I have a multimap defined by
typedef std::pair<int, int> comp_buf_pair; //pair<comp_t, dij>
typedef std::pair<int, comp_buf_pair> node_buf_pair;
typedef std::multimap<int, comp_buf_pair> buf_map; //key=PE, value = pair<comp_t, dij>
typedef buf_map::iterator It_buf;
int summ (int x, int y) {return x+y;}
int total_buf_size = 0;
std::cout << "\nUpdated buffer values" << std::endl;
for(It_buf it = bufsz_map.begin(); it!= bufsz_map.end(); ++it)
{
comp_buf_pair it1 = it->second;
// max buffer size will be summ(it1.second)
//total_buf_size = std::accumulate(bufsz_map.begin(), bufsz_map.end(), &summ); //error??
std::cout << "Total buffers required for this config = " << total_buf_size << std::endl;
std::cout << it->first << " : " << it1.first << " : " << it1.second << std::endl;
}
I would like to sum all the values pointed by it1.second
How can the std::accumulate function access the second iterator values?
Your issue is with the summ function, you actually need something better than that to be able to handle 2 mismatched types.
If you're lucky, this could work:
int summ(int x, buf_map::value_type const& v) { return x + v.second; }
If you're unlucky (depending on how accumulate is implemented), you could always:
struct Summer
{
typedef buf_map::value_type const& s_type;
int operator()(int x, s_type v) const { return x + v.second.first; }
int operator()(s_type v, int x) const { return x + v.second.first; }
};
And then use:
int result = std::accumulate(map.begin(), map.end(), 0, Summer());
I think you'll just need to change your summ function to take the map value_type instead.
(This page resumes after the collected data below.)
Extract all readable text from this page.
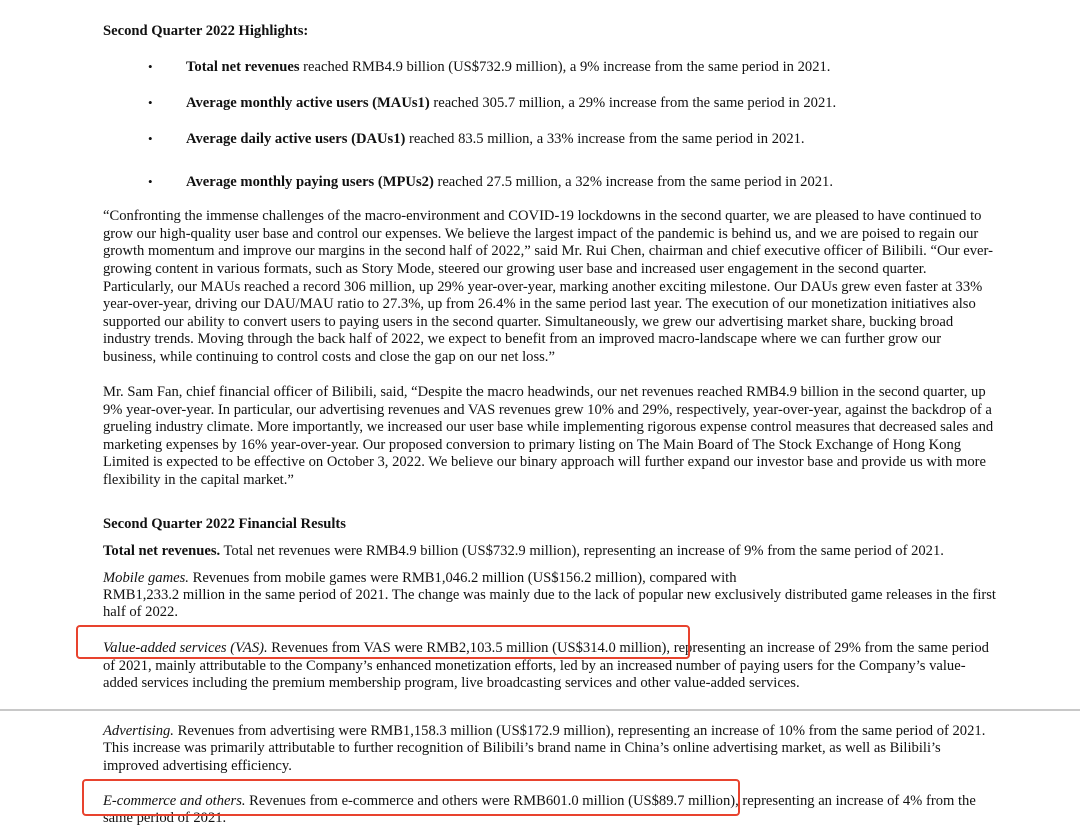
Second Quarter 2022 Highlights:
Total net revenues reached RMB4.9 billion (US$732.9 million), a 9% increase from the same period in 2021.
•
Average monthly active users (MAUs1) reached 305.7 million, a 29% increase from the same period in 2021.
•
Average daily active users (DAUs1) reached 83.5 million, a 33% increase from the same period in 2021.
•
Average monthly paying users (MPUs2) reached 27.5 million, a 32% increase from the same period in 2021.
•
“Confronting the immense challenges of the macro-environment and COVID-19 lockdowns in the second quarter, we are pleased to have continued to
grow our high-quality user base and control our expenses. We believe the largest impact of the pandemic is behind us, and we are poised to regain our
growth momentum and improve our margins in the second half of 2022,” said Mr. Rui Chen, chairman and chief executive officer of Bilibili. “Our ever-
growing content in various formats, such as Story Mode, steered our growing user base and increased user engagement in the second quarter.
Particularly, our MAUs reached a record 306 million, up 29% year-over-year, marking another exciting milestone. Our DAUs grew even faster at 33%
year-over-year, driving our DAU/MAU ratio to 27.3%, up from 26.4% in the same period last year. The execution of our monetization initiatives also
supported our ability to convert users to paying users in the second quarter. Simultaneously, we grew our advertising market share, bucking broad
industry trends. Moving through the back half of 2022, we expect to benefit from an improved macro-landscape where we can further grow our
business, while continuing to control costs and close the gap on our net loss.”
Mr. Sam Fan, chief financial officer of Bilibili, said, “Despite the macro headwinds, our net revenues reached RMB4.9 billion in the second quarter, up
9% year-over-year. In particular, our advertising revenues and VAS revenues grew 10% and 29%, respectively, year-over-year, against the backdrop of a
grueling industry climate. More importantly, we increased our user base while implementing rigorous expense control measures that decreased sales and
marketing expenses by 16% year-over-year. Our proposed conversion to primary listing on The Main Board of The Stock Exchange of Hong Kong
Limited is expected to be effective on October 3, 2022. We believe our binary approach will further expand our investor base and provide us with more
flexibility in the capital market.”
Second Quarter 2022 Financial Results
Total net revenues. Total net revenues were RMB4.9 billion (US$732.9 million), representing an increase of 9% from the same period of 2021.
Mobile games. Revenues from mobile games were RMB1,046.2 million (US$156.2 million), compared with
RMB1,233.2 million in the same period of 2021. The change was mainly due to the lack of popular new exclusively distributed game releases in the first
half of 2022.
Value-added services (VAS). Revenues from VAS were RMB2,103.5 million (US$314.0 million), representing an increase of 29% from the same period
of 2021, mainly attributable to the Company’s enhanced monetization efforts, led by an increased number of paying users for the Company’s value-
added services including the premium membership program, live broadcasting services and other value-added services.
Advertising. Revenues from advertising were RMB1,158.3 million (US$172.9 million), representing an increase of 10% from the same period of 2021.
This increase was primarily attributable to further recognition of Bilibili’s brand name in China’s online advertising market, as well as Bilibili’s
improved advertising efficiency.
E-commerce and others. Revenues from e-commerce and others were RMB601.0 million (US$89.7 million), representing an increase of 4% from the
same period of 2021.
This is totally untested but it should give the idea.
int summ (int x, const buf_map::value_type& y)
{
return x + y.second;
}
And call it:
total_buf_size = std::accumulate(bufsz_map.begin(), bufsz_map.end(), 0, &summ);
Why do you mess about with pairs containing pairs? It is too complicated and you'll wind up making errors. Why not define a struct?
Accumulate is a generalization of summation: it computes the sum (or some other binary operation) of init and all of the elements in the range [first, last).
... The result is first initialized to init. Then, for each iterator i in [first, last), in order from beginning to end, it is updated by result = result + *i (in the first version) or result = binary_op(result, *i) (in the second version).
Sgi.com
Your attempt was neither first or second version, you missed the init part
total_buf_size = std::accumulate(bufsz_map.begin(), bufsz_map.end(), 0, &summ);